Ora si parla del Molise, della sanità a pezzi, delle ambulanze che non arrivano, degli ospedali chiusi o mai finiti. Si grida allo scandalo, si cercano nomi e cognomi da sbattere in prima pagina: il commissario, il presidente della regione, il ministro. Si invocano "soluzioni". Si aprono tavoli, si scrivono mozioni.

È la solita recita. E il problema resta. Perché il Molise non è un caso isolato. È un pezzo del Mezzogiorno, ed è il Mezzogiorno il problema. Non nel senso che è colpevole, ma nel senso che è la vittima storica di un sistema che l'ha messo in ginocchio per servire un altro progetto: quello dell'Italia industriale del Nord.
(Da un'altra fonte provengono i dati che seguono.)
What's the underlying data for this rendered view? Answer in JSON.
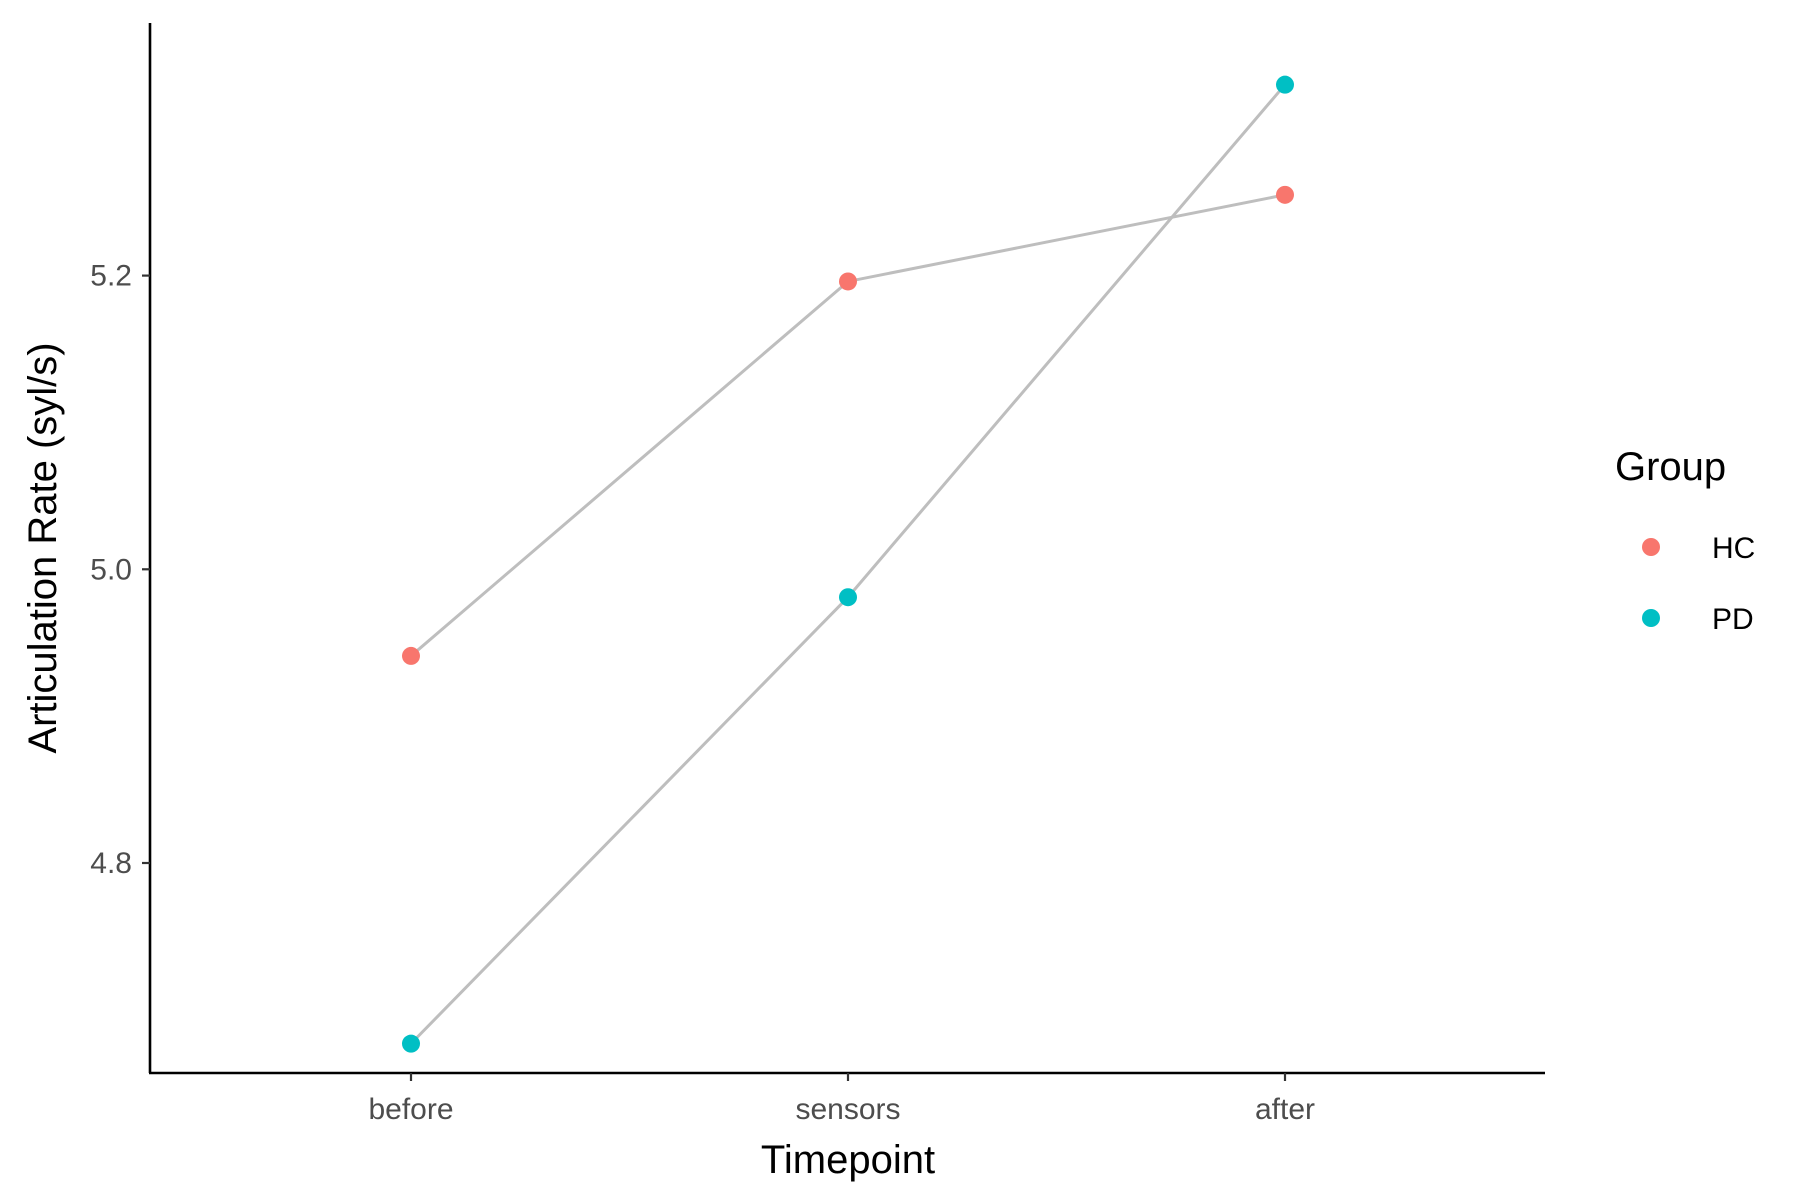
{
  "chart_data": {
    "type": "line",
    "xlabel": "Timepoint",
    "ylabel": "Articulation Rate (syl/s)",
    "categories": [
      "before",
      "sensors",
      "after"
    ],
    "yticks": [
      4.8,
      5.0,
      5.2
    ],
    "ytick_labels": [
      "4.8",
      "5.0",
      "5.2"
    ],
    "ylim": [
      4.657,
      5.372
    ],
    "line_color": "#bebebe",
    "series": [
      {
        "name": "HC",
        "color": "#f8766d",
        "values": [
          4.941,
          5.196,
          5.255
        ]
      },
      {
        "name": "PD",
        "color": "#00bfc4",
        "values": [
          4.677,
          4.981,
          5.33
        ]
      }
    ],
    "legend": {
      "title": "Group",
      "position": "right",
      "entries": [
        "HC",
        "PD"
      ]
    },
    "grid": false
  }
}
Da più di 160 anni, il Sud è la colonia interna di questo Paese. Lo era nel 1861, quando ci hanno "liberati" per depredarci. E lo è ancora oggi, quando ci raccontano che se le cose non funzionano è colpa nostra, della nostra inefficienza, della nostra corruzione, della nostra arretratezza. Ma non dicono mai che è un arretramento imposto, scientifico, sistemico.
Il PIL del Sud è ancora oggi quasi la metà di quello del Nord. La sanità pubblica riceve meno soldi a parità di popolazione. Le scuole cadono a pezzi. Le università sfornano cervelli che emigrano. E ogni tanto, come ora col Molise, si alza un po' di polvere. Ma poi tutto torna nel silenzio, nel disinteresse generale.

Il Sud non riceve risorse: le cede. Le ha sempre cedute. Ha pagato con l'emigrazione, con la disoccupazione, con la marginalità economica, con l'umiliazione di sentirsi sempre il problema e mai la soluzione. È un rapporto coloniale, punto. La borghesia del Nord ha costruito la sua potenza industriale sulle spalle del Sud: prima con l'unificazione, poi con lo Stato centralista, oggi con la globalizzazione.

Il Molise oggi è il simbolo di questo meccanismo: piccolo, dimenticato, impoverito. Ma non è solo. La stessa sorte la vive la Calabria, la Basilicata, l'entroterra campano, la Sicilia. E se non si rompe questo gioco truccato, se non si rovescia il tavolo, potremo continuare a manifestare, a fare sit-in, a lanciare appelli… ma non cambierà niente.

Bisogna dirlo chiaramente: non siamo tutti italiani allo stesso modo. Siamo cittadini a metà. La questione meridionale è ancora tutta aperta, e non si risolve con i proclami, ma con la presa di coscienza che questa Italia non è nostra. Non lo è mai stata.
Fino a quando non costruiremo un progetto autonomo, nostro, radicato nel Sud, il Molise continuerà a morire. Non per caso. Ma perché così è stato deciso, da chi comanda davvero.